Monitor pasture to safeguard future forage production

FARGO, N.D. -- Pasture readiness for 2018 across North Dakota has been at least a couple of weeks behind other years, and there are indications of early stress that producers should monitor.

FARGO, N.D. - Pasture readiness for 2018 across North Dakota has been at least a couple of weeks behind other years, and there are indications of early stress that producers should monitor.

A variety of issues are affecting pastures, including continued stress from the 2017 drought, dry spring conditions, a late warm-up and, in some cases, overgrazing last year.

Drought conditions continue to plague parts of North Dakota, with the area in severe drought more than doubling from 6.7 percent of the state in the May 24 release of the U.S. Drought Monitor to 13.95 in the May 31 release. Areas in moderate drought also increased slightly, as did areas considered abnormally dry. Moderate drought and abnormally dry conditions also increased slightly in South Dakota, while conditions continue to improve in Montana where only a small amount of the state is now considered abnormally dry.

Miranda Meehan, North Dakota State University Extension livestock environmental stewardship specialist, is in the second year of a three-year study of grazing readiness across the state, with the assistance of county extension agents. Agents are asked to each week update conditions on at least one "tame" pasture - a pasture of planted grasses like crested wheatgrass or smooth brome - and at least one "native" pasture.

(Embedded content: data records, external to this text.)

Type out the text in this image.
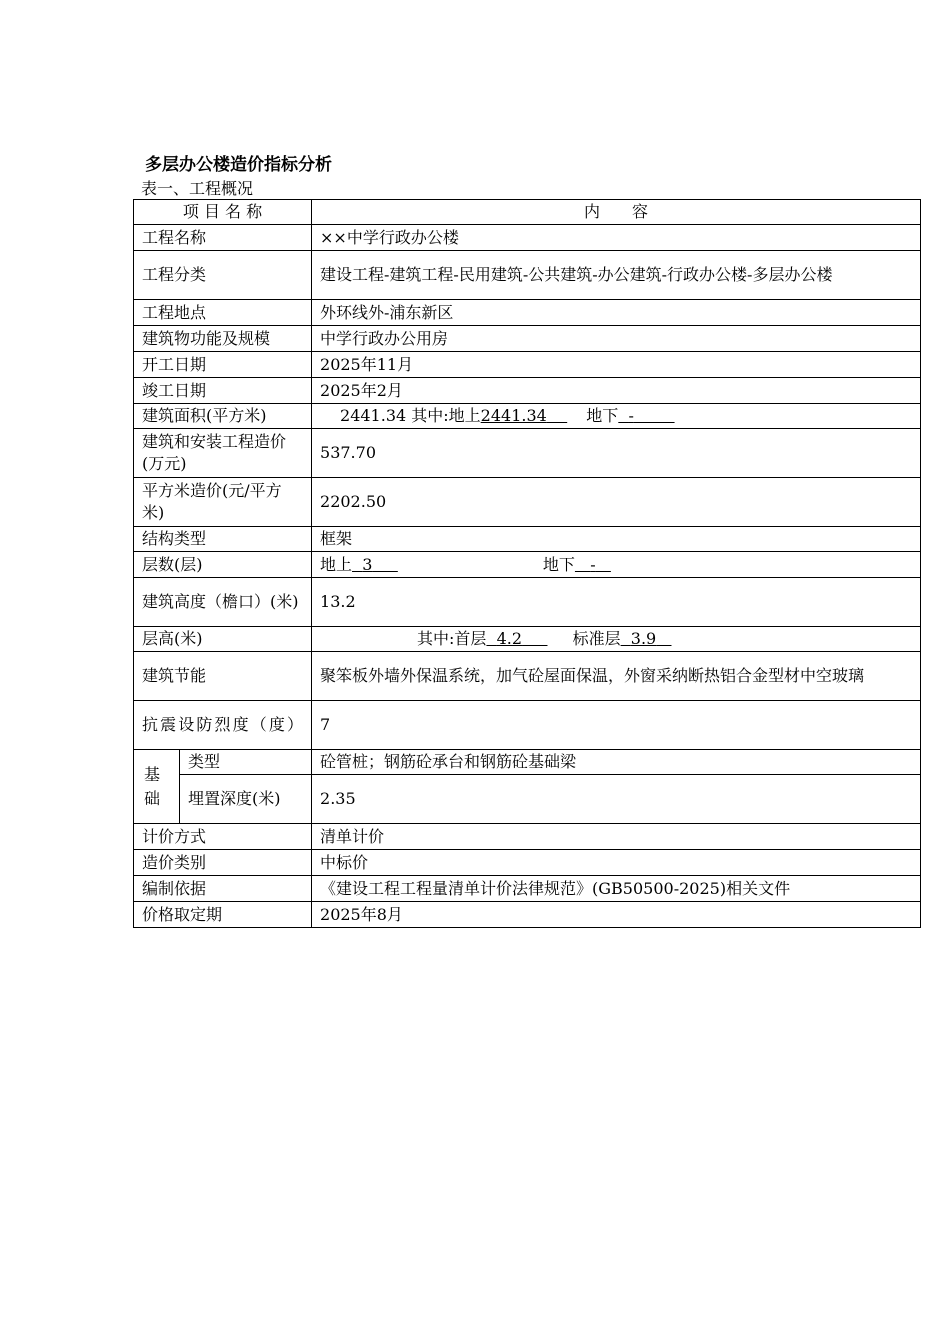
多层办公楼造价指标分析
表一、工程概况
项 目 名 称		内　　容
工程名称		××中学行政办公楼
工程分类		建设工程-建筑工程-民用建筑-公共建筑-办公建筑-行政办公楼-多层办公楼
工程地点		外环线外-浦东新区
建筑物功能及规模		中学行政办公用房
开工日期		2025年11月
竣工日期		2025年2月
建筑面积(平方米)		2441.34 其中:地上2441.34 地下 -
建筑和安装工程造价(万元)		537.70
平方米造价(元/平方米)		2202.50
结构类型		框架
层数(层)		地上 3 地下 -
建筑高度（檐口）(米)		13.2
层高(米)		其中:首层 4.2 标准层 3.9
建筑节能		聚笨板外墙外保温系统，加气砼屋面保温，外窗采纳断热铝合金型材中空玻璃

抗震设防烈度（度）		7
基础	类型	砼管桩；钢筋砼承台和钢筋砼基础梁
	埋置深度(米)	2.35
计价方式		清单计价
造价类别		中标价
编制依据		《建设工程工程量清单计价法律规范》(GB50500-2025)相关文件
价格取定期		2025年8月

Tame pastures were, on average, ready May 9 this year, compared to about April 26 to May 1 in 2017. Native pastures also have been behind but are maturing.


"As of last week, most of our native pastures were approaching grazing readiness," Meehan says.

The delay in readiness is due to a combination of the 2017 drought and a late spring.

"I think the warm temperatures have helped," Meehan says. "If we could get some rain, it would really help."

There is wide variance depending on whether pastures were put under drought stress in 2017 and depending on how they were managed. Meehan says western wheatgrass, one of the key native pasture species in North Dakota, in an Oliver County pasture had 3.5 leaves on May 9, 2017, indicating it was ready for grazing. The grass only was at 1.5 leaves by May 14, putting it about three weeks behind.

"Most of them aren't that far behind," Meehan says. "That's an extreme case."

She explains that's where pasture management comes in. Pastures that were stressed from drought in addition to being overgrazed are farther behind pastures that were managed properly amid drought conditions.

As producers get ready to put the cows for summer, Meehan says it's important to go out and count leaves, with 3.5 leaves being optimal for turnout. Grazing too early can result in a forage production reduction of 60 percent.

"We really want to be cautious that we're not overgrazing and further stressing those areas," she says.


Throughout the summer, producers should watch their forage production, adjusting stocking rates or supplementing feed if needed to make up for less grass. Meehan says if reducing the number of animals on a given pasture isn't possible, reducing length of time animals spend on a stressed pasture will be necessary to protect its long-term viability.

That is especially important on grasses that may have reached their peak early due to stress. May, an important month for precipitation in the region, was relatively dry in many parts of North Dakota. Meehan has heard of some cool-season grasses, including Kentucky bluegrass, heading out earlier and at a shorter height than typical.

"Once a grass heads out, your production is capped," she says. "That's the maximum production you're getting this year."

Native grasses are far from reaching their reproductive stage, so Meehan says they have potential for recovery with rains throughout early summer. Even still, it's important to monitor conditions.

"We can't go off a calendar date. Things vary and we want to make sure we're getting the most productivity out of our pastures and rangelands while maintaining them in a way that is sustainable," Meehan says. "We don't want to put additional stress on those resources if we can help it. ... It's really detrimental when we keep overutilizing those resources on an annual basis."